Окружив нас со всех сторон, бесы с криком и гамом требовали, чтобы меня отдали им, они старались как-нибудь схватить меня и вырвать из рук Ангелов, но, очевидно, не смели это сделать. Среди их невообразимого и столь же отвратительного для слуха, как сами они были для зрения, воя и гама я улавливал иногда слова и целые фразы.
— Он наш, он от Бога отрекся, — вдруг чуть не в один голос завопили они, и при этом уж с такой наглостью кинулись на нас, что от страха у меня на мгновение застыла всякая мысль.
— Это ложь! Это неправда! — опомнившись, хотел крикнуть я, но услужливая память связала мне язык. Каким-то непонятным образом мне вдруг вспомнилось такое маленькое, ничтожное событие, к тому же относившееся еще к давно минувшей эпохе моей юности, о котором, кажется, я и вспомнить никогда не мог».
Здесь рассказчик вспоминает случай из времен учебы, когда однажды во время разговора на отвлеченные темы, какие бывают у студентов, один из его товарищей высказал свое мнение: "Но почему я должен веровать, когда я одинаково могу веровать и тому, что Бога нет. Ведь правда же? И, может быть, Его и нет?" На что он ответил: "Может быть и нет". Теперь, стоя на мытарстве перед бесами-обвинителями, он вспоминает:
«Фраза эта была в полном смысле "праздным глаголом", во мне не могла вызвать сомнений в бытии Бога бестолковая речь приятеля, я даже не особенно следил за разговором, — и вот теперь, оказалось, что этот праздный глагол не пропал бесследно в воздухе, мне надлежало оправдываться, защищаться от возводимого на меня обвинения, и таким образом удостоверилось евангельское сказание, что если и не по воле ведущего тайные сердца человеческого Бога, то по злобе врага нашего спасения, нам действительно предстоит дать ответ и во всяком праздном слове.

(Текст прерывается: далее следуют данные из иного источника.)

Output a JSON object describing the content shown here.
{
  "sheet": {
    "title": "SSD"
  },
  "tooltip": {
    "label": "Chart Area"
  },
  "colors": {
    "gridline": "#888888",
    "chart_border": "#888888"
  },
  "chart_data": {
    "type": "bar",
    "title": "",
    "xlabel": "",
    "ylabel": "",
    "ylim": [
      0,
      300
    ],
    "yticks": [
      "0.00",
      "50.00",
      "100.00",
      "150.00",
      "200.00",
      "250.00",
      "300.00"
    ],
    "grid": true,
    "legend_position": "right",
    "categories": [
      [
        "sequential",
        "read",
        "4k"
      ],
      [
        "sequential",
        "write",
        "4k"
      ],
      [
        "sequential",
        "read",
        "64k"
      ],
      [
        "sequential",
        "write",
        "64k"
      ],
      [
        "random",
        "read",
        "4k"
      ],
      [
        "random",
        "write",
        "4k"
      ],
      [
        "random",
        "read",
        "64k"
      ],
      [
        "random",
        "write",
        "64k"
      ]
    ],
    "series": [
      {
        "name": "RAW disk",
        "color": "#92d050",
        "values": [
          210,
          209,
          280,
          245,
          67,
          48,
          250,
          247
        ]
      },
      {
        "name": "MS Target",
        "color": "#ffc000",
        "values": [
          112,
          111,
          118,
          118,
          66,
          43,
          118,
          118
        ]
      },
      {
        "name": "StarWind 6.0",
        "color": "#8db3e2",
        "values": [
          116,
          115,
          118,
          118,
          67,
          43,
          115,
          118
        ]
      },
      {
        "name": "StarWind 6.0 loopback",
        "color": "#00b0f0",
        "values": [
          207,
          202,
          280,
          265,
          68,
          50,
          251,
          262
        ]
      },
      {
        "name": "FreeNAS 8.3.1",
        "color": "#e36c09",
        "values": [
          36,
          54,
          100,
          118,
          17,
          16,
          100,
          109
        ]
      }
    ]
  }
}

Обвинение это, по-видимому, являлось самым сильным аргументом моей погибели для бесов, они как бы почерпнули в нем новую силу для смелости нападений на меня и уже с неистовым ревом закрутились вокруг нас, преграждая нам дальнейший путь».
Рассказчик начинает молиться, но имена тех, кого сумел он припомнить не устрашили врагов. Тогда в последней надежде он возопил к Божьей Матери... Искренне, видать, возопил. И едва произнес «ее имя, как вдруг на нас повился какой-то белый туман, который стал быстро заволакивать безобразное сонмище бесов. Он скрыл его от моих глаз... Рев и гогот их слышался еще долго, но по тому, как он постепенно ослабевал и становился глуше, я мог понять, что страшная погоня оставила нас».

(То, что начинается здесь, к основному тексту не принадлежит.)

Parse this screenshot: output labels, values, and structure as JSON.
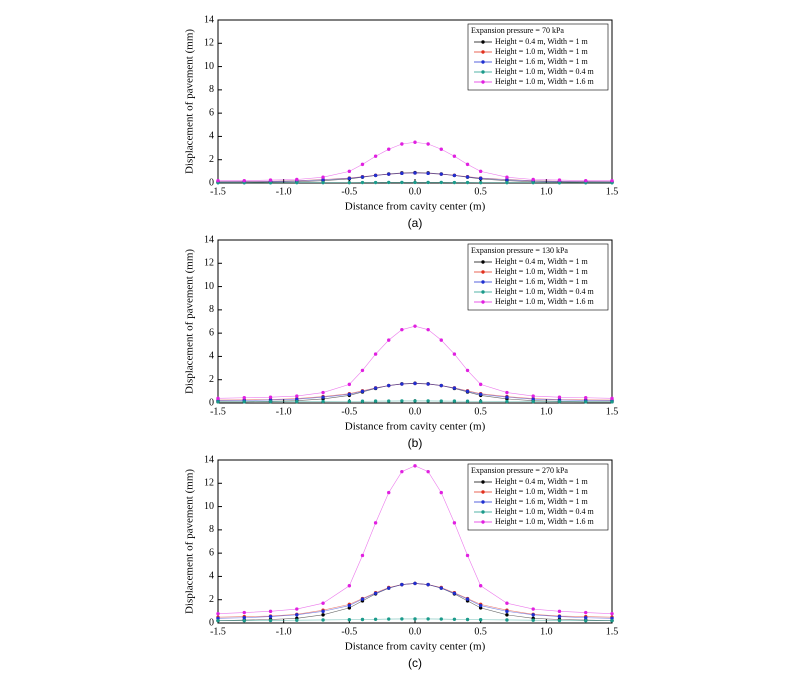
{
  "chart_data": [
    {
      "type": "line",
      "caption": "(a)",
      "xlabel": "Distance from cavity center (m)",
      "ylabel": "Displacement of pavement (mm)",
      "legend_title": "Expansion pressure = 70 kPa",
      "legend": "upper right",
      "x": [
        -1.5,
        -1.3,
        -1.1,
        -0.9,
        -0.7,
        -0.5,
        -0.4,
        -0.3,
        -0.2,
        -0.1,
        0,
        0.1,
        0.2,
        0.3,
        0.4,
        0.5,
        0.7,
        0.9,
        1.1,
        1.3,
        1.5
      ],
      "xlim": [
        -1.5,
        1.5
      ],
      "xticks": [
        -1.5,
        {
          "value": -1,
          "label": "-1.0"
        },
        -0.5,
        {
          "value": 0,
          "label": "0.0"
        },
        0.5,
        {
          "value": 1,
          "label": "1.0"
        },
        1.5
      ],
      "ylim": [
        0,
        14
      ],
      "yticks": [
        0,
        2,
        4,
        6,
        8,
        10,
        12,
        14
      ],
      "series": [
        {
          "name": "Height = 0.4 m, Width = 1 m",
          "color": "#000000",
          "values": [
            0.05,
            0.05,
            0.08,
            0.1,
            0.2,
            0.35,
            0.5,
            0.65,
            0.78,
            0.87,
            0.9,
            0.87,
            0.78,
            0.65,
            0.5,
            0.35,
            0.2,
            0.1,
            0.08,
            0.05,
            0.05
          ]
        },
        {
          "name": "Height = 1.0 m, Width = 1 m",
          "color": "#e0301e",
          "values": [
            0.12,
            0.13,
            0.15,
            0.2,
            0.3,
            0.42,
            0.54,
            0.66,
            0.76,
            0.83,
            0.86,
            0.83,
            0.76,
            0.66,
            0.54,
            0.42,
            0.3,
            0.2,
            0.15,
            0.13,
            0.12
          ]
        },
        {
          "name": "Height = 1.6 m, Width = 1 m",
          "color": "#1f2fd0",
          "values": [
            0.1,
            0.11,
            0.13,
            0.18,
            0.28,
            0.4,
            0.52,
            0.65,
            0.76,
            0.83,
            0.86,
            0.83,
            0.76,
            0.65,
            0.52,
            0.4,
            0.28,
            0.18,
            0.13,
            0.11,
            0.1
          ]
        },
        {
          "name": "Height = 1.0 m, Width = 0.4 m",
          "color": "#1a9a8a",
          "values": [
            0.02,
            0.02,
            0.02,
            0.03,
            0.03,
            0.03,
            0.04,
            0.04,
            0.05,
            0.05,
            0.05,
            0.05,
            0.05,
            0.04,
            0.04,
            0.03,
            0.03,
            0.03,
            0.02,
            0.02,
            0.02
          ]
        },
        {
          "name": "Height = 1.0 m, Width = 1.6 m",
          "color": "#e020e0",
          "values": [
            0.2,
            0.2,
            0.25,
            0.3,
            0.5,
            1.0,
            1.6,
            2.3,
            2.9,
            3.35,
            3.5,
            3.35,
            2.9,
            2.3,
            1.6,
            1.0,
            0.5,
            0.3,
            0.25,
            0.2,
            0.2
          ]
        }
      ]
    },
    {
      "type": "line",
      "caption": "(b)",
      "xlabel": "Distance from cavity center (m)",
      "ylabel": "Displacement of pavement (mm)",
      "legend_title": "Expansion pressure = 130 kPa",
      "legend": "upper right",
      "x": [
        -1.5,
        -1.3,
        -1.1,
        -0.9,
        -0.7,
        -0.5,
        -0.4,
        -0.3,
        -0.2,
        -0.1,
        0,
        0.1,
        0.2,
        0.3,
        0.4,
        0.5,
        0.7,
        0.9,
        1.1,
        1.3,
        1.5
      ],
      "xlim": [
        -1.5,
        1.5
      ],
      "xticks": [
        -1.5,
        {
          "value": -1,
          "label": "-1.0"
        },
        -0.5,
        {
          "value": 0,
          "label": "0.0"
        },
        0.5,
        {
          "value": 1,
          "label": "1.0"
        },
        1.5
      ],
      "ylim": [
        0,
        14
      ],
      "yticks": [
        0,
        2,
        4,
        6,
        8,
        10,
        12,
        14
      ],
      "series": [
        {
          "name": "Height = 0.4 m, Width = 1 m",
          "color": "#000000",
          "values": [
            0.1,
            0.1,
            0.15,
            0.2,
            0.35,
            0.65,
            0.95,
            1.25,
            1.5,
            1.65,
            1.7,
            1.65,
            1.5,
            1.25,
            0.95,
            0.65,
            0.35,
            0.2,
            0.15,
            0.1,
            0.1
          ]
        },
        {
          "name": "Height = 1.0 m, Width = 1 m",
          "color": "#e0301e",
          "values": [
            0.25,
            0.27,
            0.3,
            0.38,
            0.55,
            0.8,
            1.05,
            1.3,
            1.5,
            1.63,
            1.68,
            1.63,
            1.5,
            1.3,
            1.05,
            0.8,
            0.55,
            0.38,
            0.3,
            0.27,
            0.25
          ]
        },
        {
          "name": "Height = 1.6 m, Width = 1 m",
          "color": "#1f2fd0",
          "values": [
            0.2,
            0.22,
            0.26,
            0.33,
            0.5,
            0.75,
            1.0,
            1.28,
            1.5,
            1.63,
            1.68,
            1.63,
            1.5,
            1.28,
            1.0,
            0.75,
            0.5,
            0.33,
            0.26,
            0.22,
            0.2
          ]
        },
        {
          "name": "Height = 1.0 m, Width = 0.4 m",
          "color": "#1a9a8a",
          "values": [
            0.1,
            0.1,
            0.12,
            0.12,
            0.13,
            0.14,
            0.15,
            0.16,
            0.17,
            0.18,
            0.18,
            0.18,
            0.17,
            0.16,
            0.15,
            0.14,
            0.13,
            0.12,
            0.12,
            0.1,
            0.1
          ]
        },
        {
          "name": "Height = 1.0 m, Width = 1.6 m",
          "color": "#e020e0",
          "values": [
            0.4,
            0.45,
            0.5,
            0.6,
            0.9,
            1.6,
            2.8,
            4.2,
            5.4,
            6.3,
            6.6,
            6.3,
            5.4,
            4.2,
            2.8,
            1.6,
            0.9,
            0.6,
            0.5,
            0.45,
            0.4
          ]
        }
      ]
    },
    {
      "type": "line",
      "caption": "(c)",
      "xlabel": "Distance from cavity center (m)",
      "ylabel": "Displacement of pavement (mm)",
      "legend_title": "Expansion pressure = 270 kPa",
      "legend": "upper right",
      "x": [
        -1.5,
        -1.3,
        -1.1,
        -0.9,
        -0.7,
        -0.5,
        -0.4,
        -0.3,
        -0.2,
        -0.1,
        0,
        0.1,
        0.2,
        0.3,
        0.4,
        0.5,
        0.7,
        0.9,
        1.1,
        1.3,
        1.5
      ],
      "xlim": [
        -1.5,
        1.5
      ],
      "xticks": [
        -1.5,
        {
          "value": -1,
          "label": "-1.0"
        },
        -0.5,
        {
          "value": 0,
          "label": "0.0"
        },
        0.5,
        {
          "value": 1,
          "label": "1.0"
        },
        1.5
      ],
      "ylim": [
        0,
        14
      ],
      "yticks": [
        0,
        2,
        4,
        6,
        8,
        10,
        12,
        14
      ],
      "series": [
        {
          "name": "Height = 0.4 m, Width = 1 m",
          "color": "#000000",
          "values": [
            0.2,
            0.25,
            0.3,
            0.4,
            0.7,
            1.3,
            1.9,
            2.5,
            3.0,
            3.3,
            3.4,
            3.3,
            3.0,
            2.5,
            1.9,
            1.3,
            0.7,
            0.4,
            0.3,
            0.25,
            0.2
          ]
        },
        {
          "name": "Height = 1.0 m, Width = 1 m",
          "color": "#e0301e",
          "values": [
            0.5,
            0.55,
            0.6,
            0.75,
            1.1,
            1.6,
            2.1,
            2.6,
            3.05,
            3.3,
            3.4,
            3.3,
            3.05,
            2.6,
            2.1,
            1.6,
            1.1,
            0.75,
            0.6,
            0.55,
            0.5
          ]
        },
        {
          "name": "Height = 1.6 m, Width = 1 m",
          "color": "#1f2fd0",
          "values": [
            0.4,
            0.45,
            0.55,
            0.7,
            1.0,
            1.5,
            2.05,
            2.55,
            3.0,
            3.3,
            3.4,
            3.3,
            3.0,
            2.55,
            2.05,
            1.5,
            1.0,
            0.7,
            0.55,
            0.45,
            0.4
          ]
        },
        {
          "name": "Height = 1.0 m, Width = 0.4 m",
          "color": "#1a9a8a",
          "values": [
            0.2,
            0.2,
            0.22,
            0.24,
            0.26,
            0.28,
            0.3,
            0.32,
            0.34,
            0.35,
            0.35,
            0.35,
            0.34,
            0.32,
            0.3,
            0.28,
            0.26,
            0.24,
            0.22,
            0.2,
            0.2
          ]
        },
        {
          "name": "Height = 1.0 m, Width = 1.6 m",
          "color": "#e020e0",
          "values": [
            0.8,
            0.9,
            1.0,
            1.2,
            1.7,
            3.2,
            5.8,
            8.6,
            11.2,
            13.0,
            13.5,
            13.0,
            11.2,
            8.6,
            5.8,
            3.2,
            1.7,
            1.2,
            1.0,
            0.9,
            0.8
          ]
        }
      ]
    }
  ]
}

Так автор этой истории поднимался вместе с ангелами все выше, пока не •«увидел над собой яркий свет; он походил, как казалось мне, на наш солнечный, но был гораздо сильнее его. Там, вероятно, какое-то царство света.
—Да, именно царство, полное владыческого света, — предугадывая каким-то особым чувством еще не виденное мною, думал я. — Потому что при этом, свете нет теней. Но как же может свет быть без тени? — сейчас же выступили с недоумением мои земные понятия.

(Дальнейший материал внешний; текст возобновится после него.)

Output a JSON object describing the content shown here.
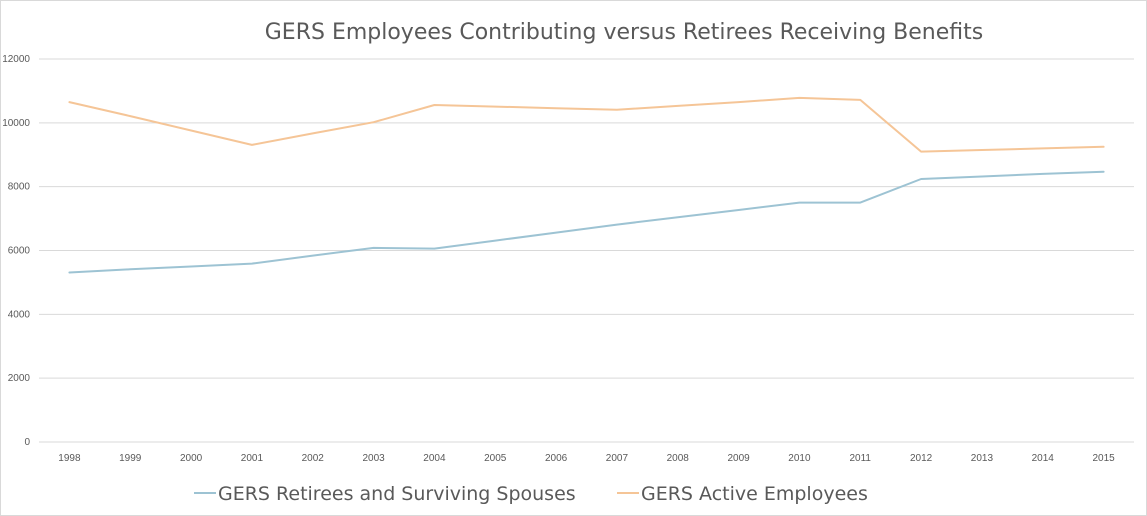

И вдруг мы быстро внеслись в сферу этого света и он буквально ослепил меня. Я закрыл глаза, поднес руку к лицу, но это не помогало, так как руки мои не давали тени. Да и что значила здесь подобная защита?
— Боже мой, что же это такое, что это за свет такой? Для меня ведь та же тьма. Я не могу смотреть, и, как во тьме, не вижу ничего...
Эта невозможность видеть, смотреть, увеличивала для меня страх неизвестности, естественный при нахождении в неведомом мне мире, и я с тревогой думал: "Что же будет дальше? Скоро ли мы минем эту сферу света и есть ли ей предел, конец?"